Good news. That’s his verbal way of whistling Dixie.

“Shit.” I stalk past him and head back into the kitchen to find Allison holding up my phone, that curious frown embedded on her face.

“Who’s this Hannigan?” Her lips twist at the screen. “And why doesn’t he think we need IVF? As if it’s any of his damn business.”

I snap the phone out of her hand and head into the living room. Shit.

“Don’t mind him.” I hear my father say in his inappropriately cheery tone. He’s gone from coffee butler to a dancing devil in a single bound. “I got him a little worked up. My fault. I’ll take the blame on this one.”

My father is so fixated on gluing the frayed edges of my marriage back together he has no clue he just covered for my mistress and me.

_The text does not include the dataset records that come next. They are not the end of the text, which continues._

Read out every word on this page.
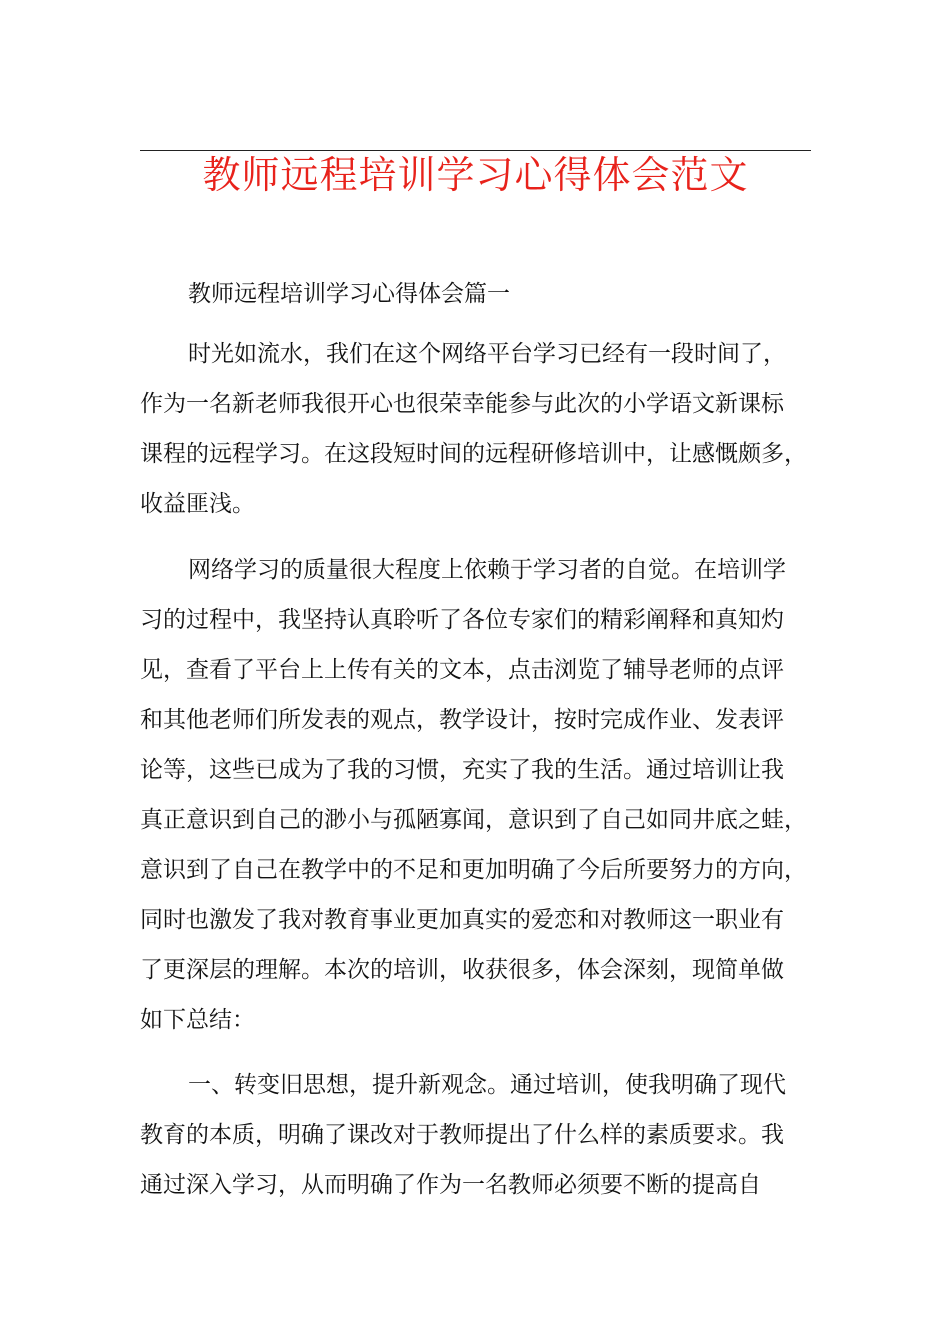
教师远程培训学习心得体会范文
教师远程培训学习心得体会篇一
时光如流水，我们在这个网络平台学习已经有一段时间了，
作为一名新老师我很开心也很荣幸能参与此次的小学语文新课标
课程的远程学习。在这段短时间的远程研修培训中，让感慨颇多，
收益匪浅。
网络学习的质量很大程度上依赖于学习者的自觉。在培训学
习的过程中，我坚持认真聆听了各位专家们的精彩阐释和真知灼
见，查看了平台上上传有关的文本，点击浏览了辅导老师的点评
和其他老师们所发表的观点，教学设计，按时完成作业、发表评
论等，这些已成为了我的习惯，充实了我的生活。通过培训让我
真正意识到自己的渺小与孤陋寡闻，意识到了自己如同井底之蛙，
意识到了自己在教学中的不足和更加明确了今后所要努力的方向，
同时也激发了我对教育事业更加真实的爱恋和对教师这一职业有
了更深层的理解。本次的培训，收获很多，体会深刻，现简单做
如下总结：
一、转变旧思想，提升新观念。通过培训，使我明确了现代
教育的本质，明确了课改对于教师提出了什么样的素质要求。我
通过深入学习，从而明确了作为一名教师必须要不断的提高自
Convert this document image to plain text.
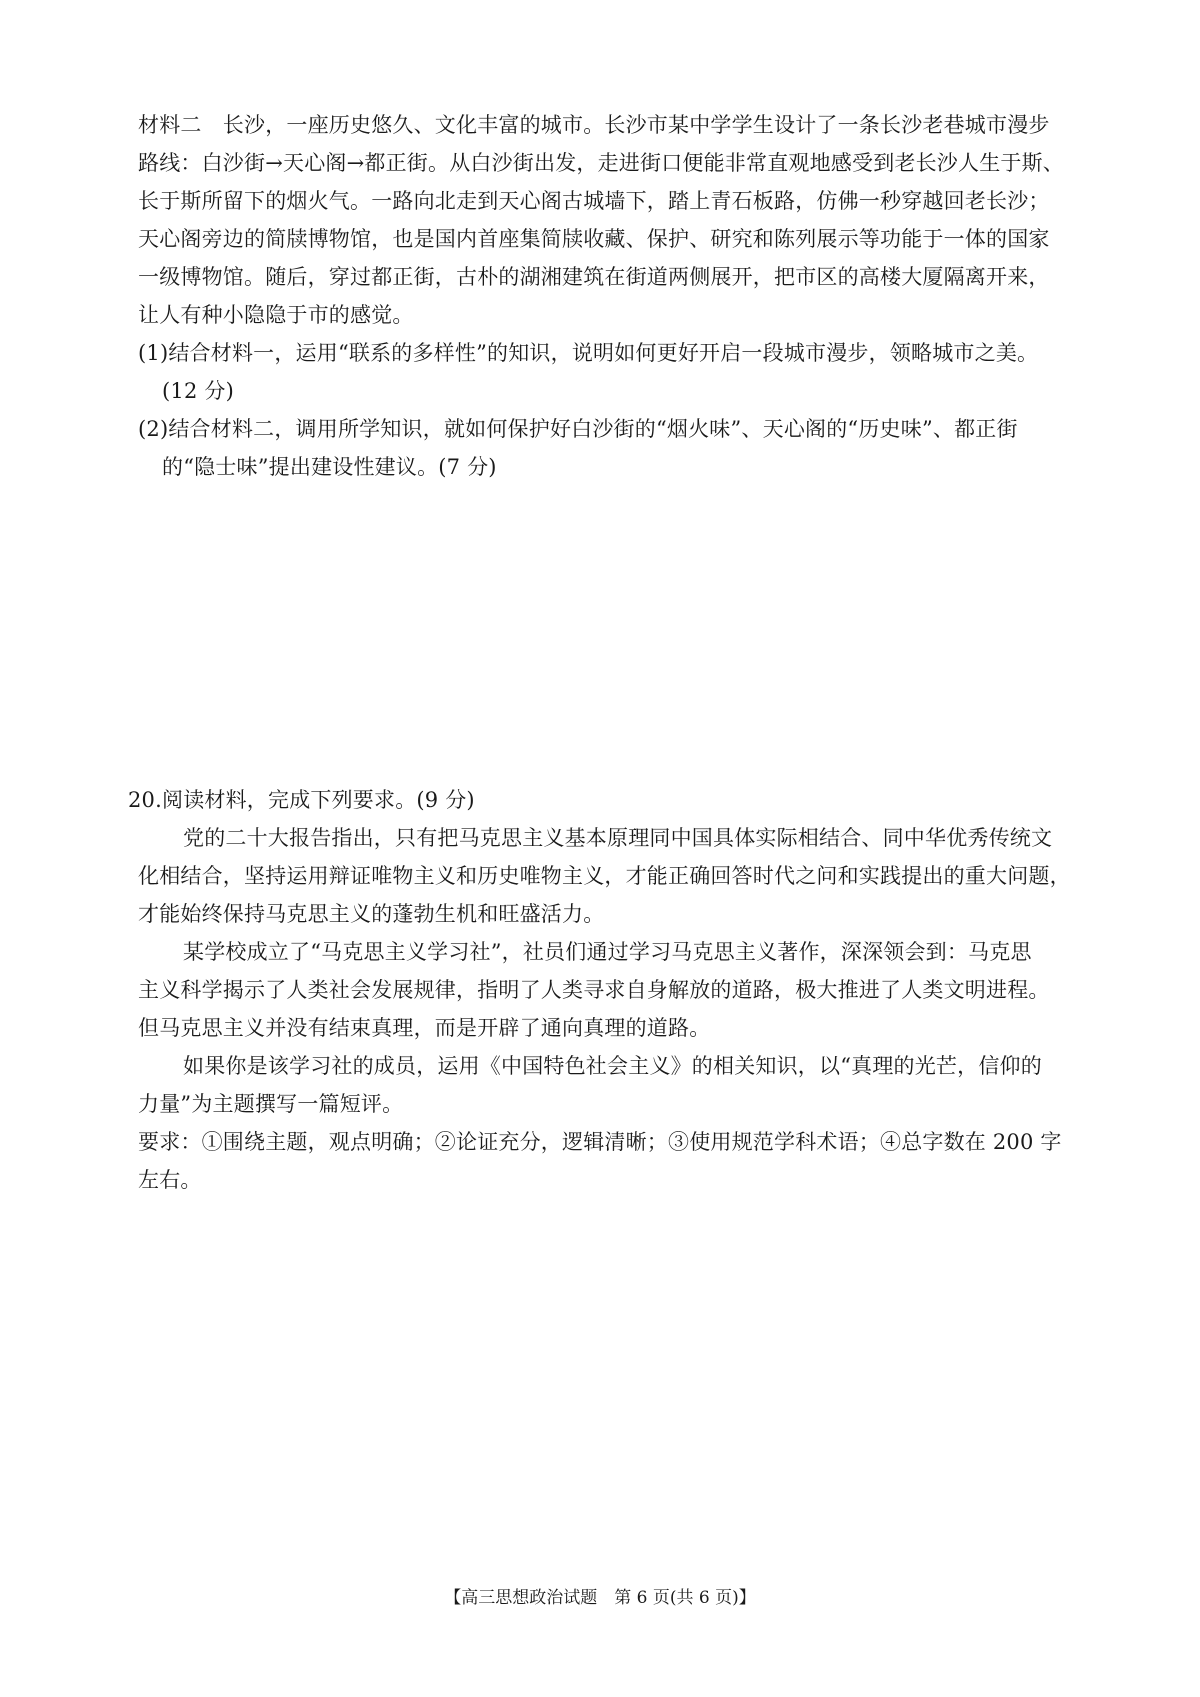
材料二　长沙，一座历史悠久、文化丰富的城市。长沙市某中学学生设计了一条长沙老巷城市漫步
路线：白沙街→天心阁→都正街。从白沙街出发，走进街口便能非常直观地感受到老长沙人生于斯、
长于斯所留下的烟火气。一路向北走到天心阁古城墙下，踏上青石板路，仿佛一秒穿越回老长沙；
天心阁旁边的简牍博物馆，也是国内首座集简牍收藏、保护、研究和陈列展示等功能于一体的国家
一级博物馆。随后，穿过都正街，古朴的湖湘建筑在街道两侧展开，把市区的高楼大厦隔离开来，
让人有种小隐隐于市的感觉。
(1)结合材料一，运用“联系的多样性”的知识，说明如何更好开启一段城市漫步，领略城市之美。
(12 分)
(2)结合材料二，调用所学知识，就如何保护好白沙街的“烟火味”、天心阁的“历史味”、都正街
的“隐士味”提出建设性建议。(7 分)
20.阅读材料，完成下列要求。(9 分)
党的二十大报告指出，只有把马克思主义基本原理同中国具体实际相结合、同中华优秀传统文
化相结合，坚持运用辩证唯物主义和历史唯物主义，才能正确回答时代之问和实践提出的重大问题，
才能始终保持马克思主义的蓬勃生机和旺盛活力。
某学校成立了“马克思主义学习社”，社员们通过学习马克思主义著作，深深领会到：马克思
主义科学揭示了人类社会发展规律，指明了人类寻求自身解放的道路，极大推进了人类文明进程。
但马克思主义并没有结束真理，而是开辟了通向真理的道路。
如果你是该学习社的成员，运用《中国特色社会主义》的相关知识，以“真理的光芒，信仰的
力量”为主题撰写一篇短评。
要求：①围绕主题，观点明确；②论证充分，逻辑清晰；③使用规范学科术语；④总字数在 200 字
左右。
【高三思想政治试题　第 6 页(共 6 页)】
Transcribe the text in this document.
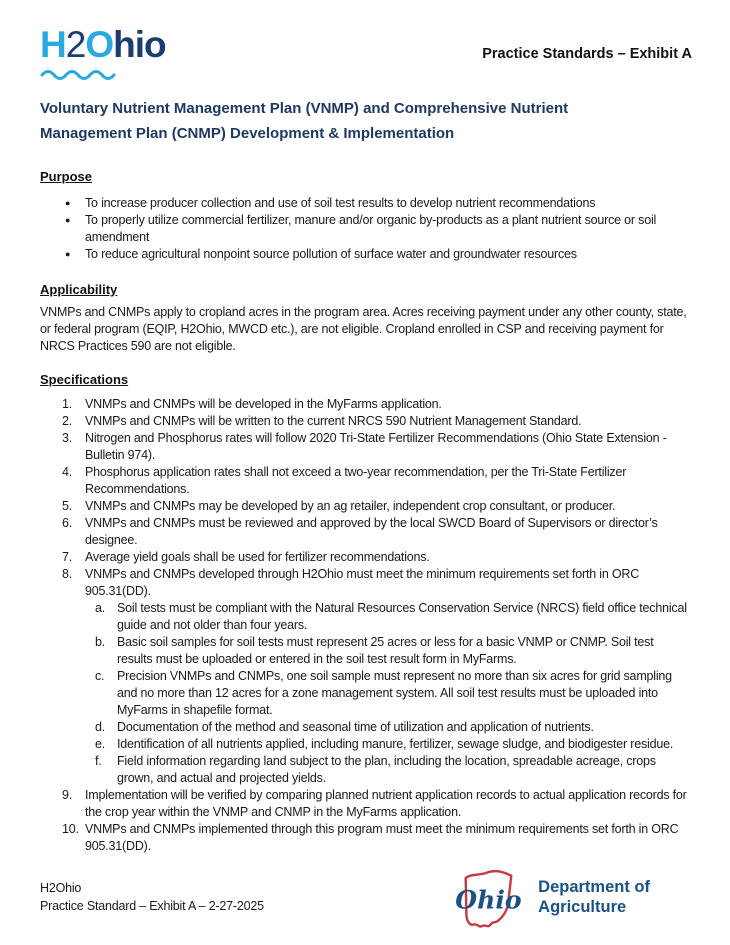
H2Ohio	Practice Standards – Exhibit A
Voluntary Nutrient Management Plan (VNMP) and Comprehensive Nutrient
Management Plan (CNMP) Development & Implementation
Purpose
●	To increase producer collection and use of soil test results to develop nutrient recommendations
●	To properly utilize commercial fertilizer, manure and/or organic by-products as a plant nutrient source or soil amendment
●	To reduce agricultural nonpoint source pollution of surface water and groundwater resources
Applicability

VNMPs and CNMPs apply to cropland acres in the program area. Acres receiving payment under any other county, state, or federal program (EQIP, H2Ohio, MWCD etc.), are not eligible. Cropland enrolled in CSP and receiving payment for NRCS Practices 590 are not eligible.

Specifications
1.	VNMPs and CNMPs will be developed in the MyFarms application.
2.	VNMPs and CNMPs will be written to the current NRCS 590 Nutrient Management Standard.
3.	Nitrogen and Phosphorus rates will follow 2020 Tri-State Fertilizer Recommendations (Ohio State Extension - Bulletin 974).
4.	Phosphorus application rates shall not exceed a two-year recommendation, per the Tri-State Fertilizer Recommendations.
5.	VNMPs and CNMPs may be developed by an ag retailer, independent crop consultant, or producer.
6.	VNMPs and CNMPs must be reviewed and approved by the local SWCD Board of Supervisors or director’s designee.
7.	Average yield goals shall be used for fertilizer recommendations.
8.	VNMPs and CNMPs developed through H2Ohio must meet the minimum requirements set forth in ORC 905.31(DD).
a. Soil tests must be compliant with the Natural Resources Conservation Service (NRCS) field office technical guide and not older than four years.
b. Basic soil samples for soil tests must represent 25 acres or less for a basic VNMP or CNMP. Soil test results must be uploaded or entered in the soil test result form in MyFarms.
c.	Precision VNMPs and CNMPs, one soil sample must represent no more than six acres for grid sampling and no more than 12 acres for a zone management system. All soil test results must be uploaded into MyFarms in shapefile format.
d. Documentation of the method and seasonal time of utilization and application of nutrients.
e. Identification of all nutrients applied, including manure, fertilizer, sewage sludge, and biodigester residue.
f.	Field information regarding land subject to the plan, including the location, spreadable acreage, crops grown, and actual and projected yields.
9.	Implementation will be verified by comparing planned nutrient application records to actual application records for the crop year within the VNMP and CNMP in the MyFarms application.
10. VNMPs and CNMPs implemented through this program must meet the minimum requirements set forth in ORC 905.31(DD).
H2Ohio
Practice Standard – Exhibit A – 2-27-2025	Ohio Department of
Agriculture
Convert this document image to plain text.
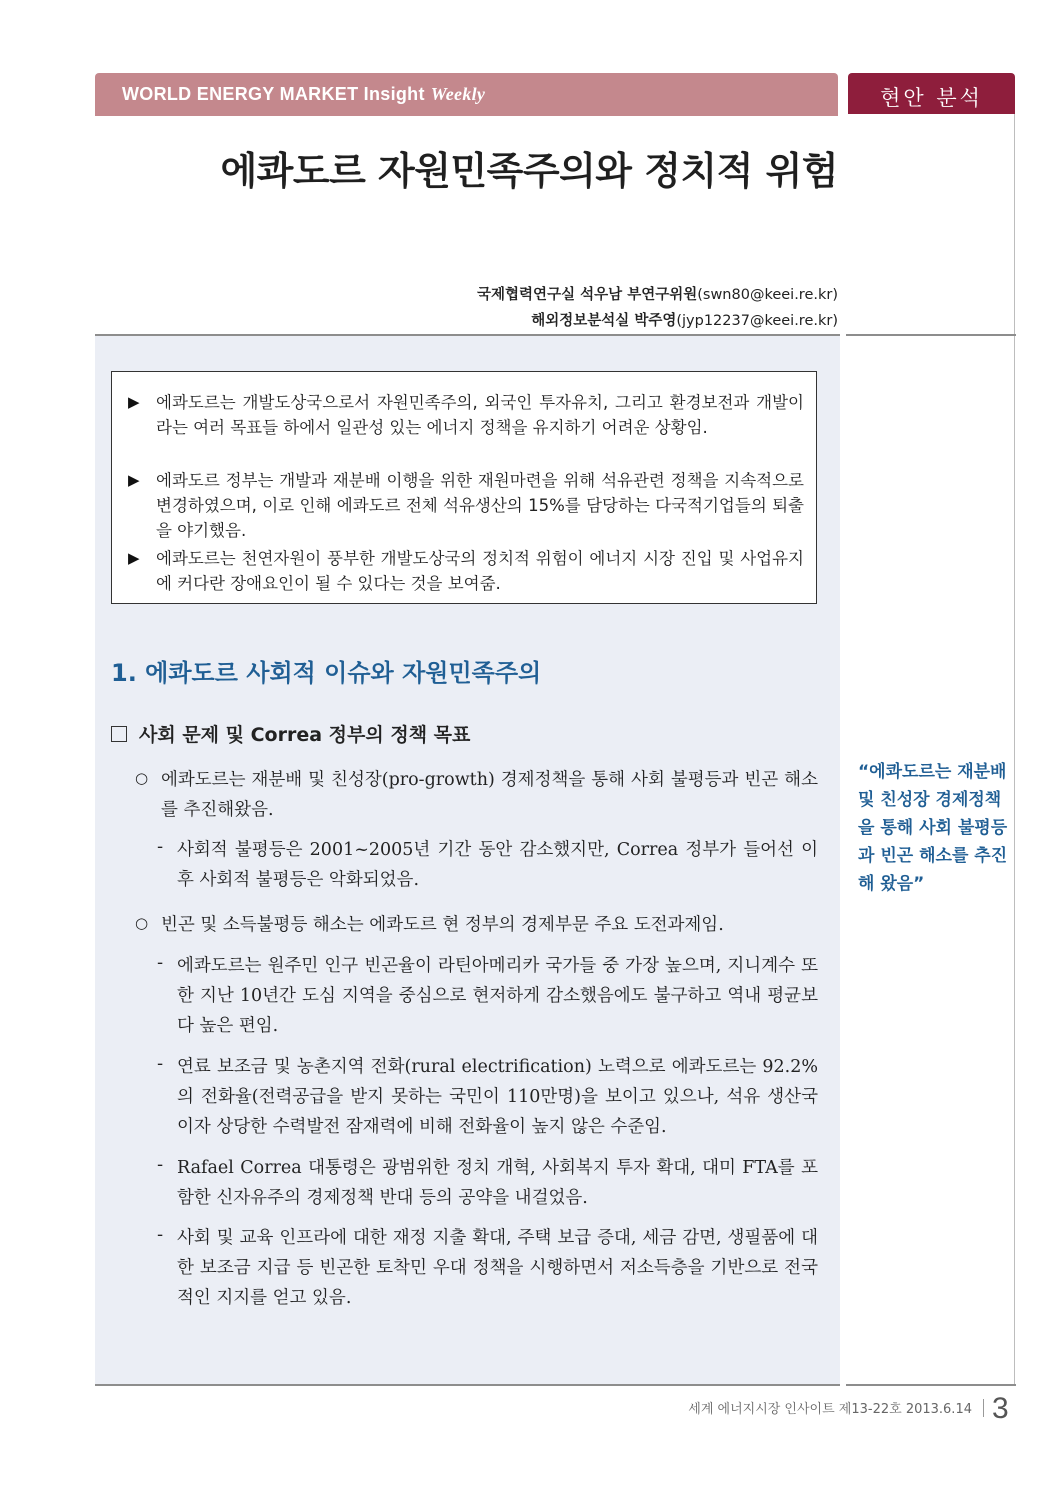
WORLD ENERGY MARKET Insight Weekly	현안 분석
에콰도르 자원민족주의와 정치적 위험
국제협력연구실 석우남 부연구위원(swn80@keei.re.kr)
해외정보분석실 박주영(jyp12237@keei.re.kr)
▶ 에콰도르는 개발도상국으로서 자원민족주의, 외국인 투자유치, 그리고 환경보전과 개발이라는 여러 목표들 하에서 일관성 있는 에너지 정책을 유지하기 어려운 상황임.
▶ 에콰도르 정부는 개발과 재분배 이행을 위한 재원마련을 위해 석유관련 정책을 지속적으로 변경하였으며, 이로 인해 에콰도르 전체 석유생산의 15%를 담당하는 다국적기업들의 퇴출을 야기했음.
▶ 에콰도르는 천연자원이 풍부한 개발도상국의 정치적 위험이 에너지 시장 진입 및 사업유지에 커다란 장애요인이 될 수 있다는 것을 보여줌.
1. 에콰도르 사회적 이슈와 자원민족주의
사회 문제 및 Correa 정부의 정책 목표
○ 에콰도르는 재분배 및 친성장(pro-growth) 경제정책을 통해 사회 불평등과 빈곤 해소를 추진해왔음.
- 사회적 불평등은 2001~2005년 기간 동안 감소했지만, Correa 정부가 들어선 이후 사회적 불평등은 악화되었음.
○ 빈곤 및 소득불평등 해소는 에콰도르 현 정부의 경제부문 주요 도전과제임.
- 에콰도르는 원주민 인구 빈곤율이 라틴아메리카 국가들 중 가장 높으며, 지니계수 또한 지난 10년간 도심 지역을 중심으로 현저하게 감소했음에도 불구하고 역내 평균보다 높은 편임.
- 연료 보조금 및 농촌지역 전화(rural electrification) 노력으로 에콰도르는 92.2%의 전화율(전력공급을 받지 못하는 국민이 110만명)을 보이고 있으나, 석유 생산국이자 상당한 수력발전 잠재력에 비해 전화율이 높지 않은 수준임.
- Rafael Correa 대통령은 광범위한 정치 개혁, 사회복지 투자 확대, 대미 FTA를 포함한 신자유주의 경제정책 반대 등의 공약을 내걸었음.
- 사회 및 교육 인프라에 대한 재정 지출 확대, 주택 보급 증대, 세금 감면, 생필품에 대한 보조금 지급 등 빈곤한 토착민 우대 정책을 시행하면서 저소득층을 기반으로 전국적인 지지를 얻고 있음.
“에콰도르는 재분배 및 친성장 경제정책을 통해 사회 불평등과 빈곤 해소를 추진해 왔음”
세계 에너지시장 인사이트 제13-22호 2013.6.14 3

Mistress. I hate the word. It sounds like something off the cover of one of those regency romance novels my mother used to devour. Something old and archaic like a courtship or taking an evening constitutional. I don’t have a mistress. What happened with Hailey last summer was just an off moment for me. A moment of abject weakness driven by the almost certainty that Allison and I were about to throw in the towel. She didn’t make a secret of it.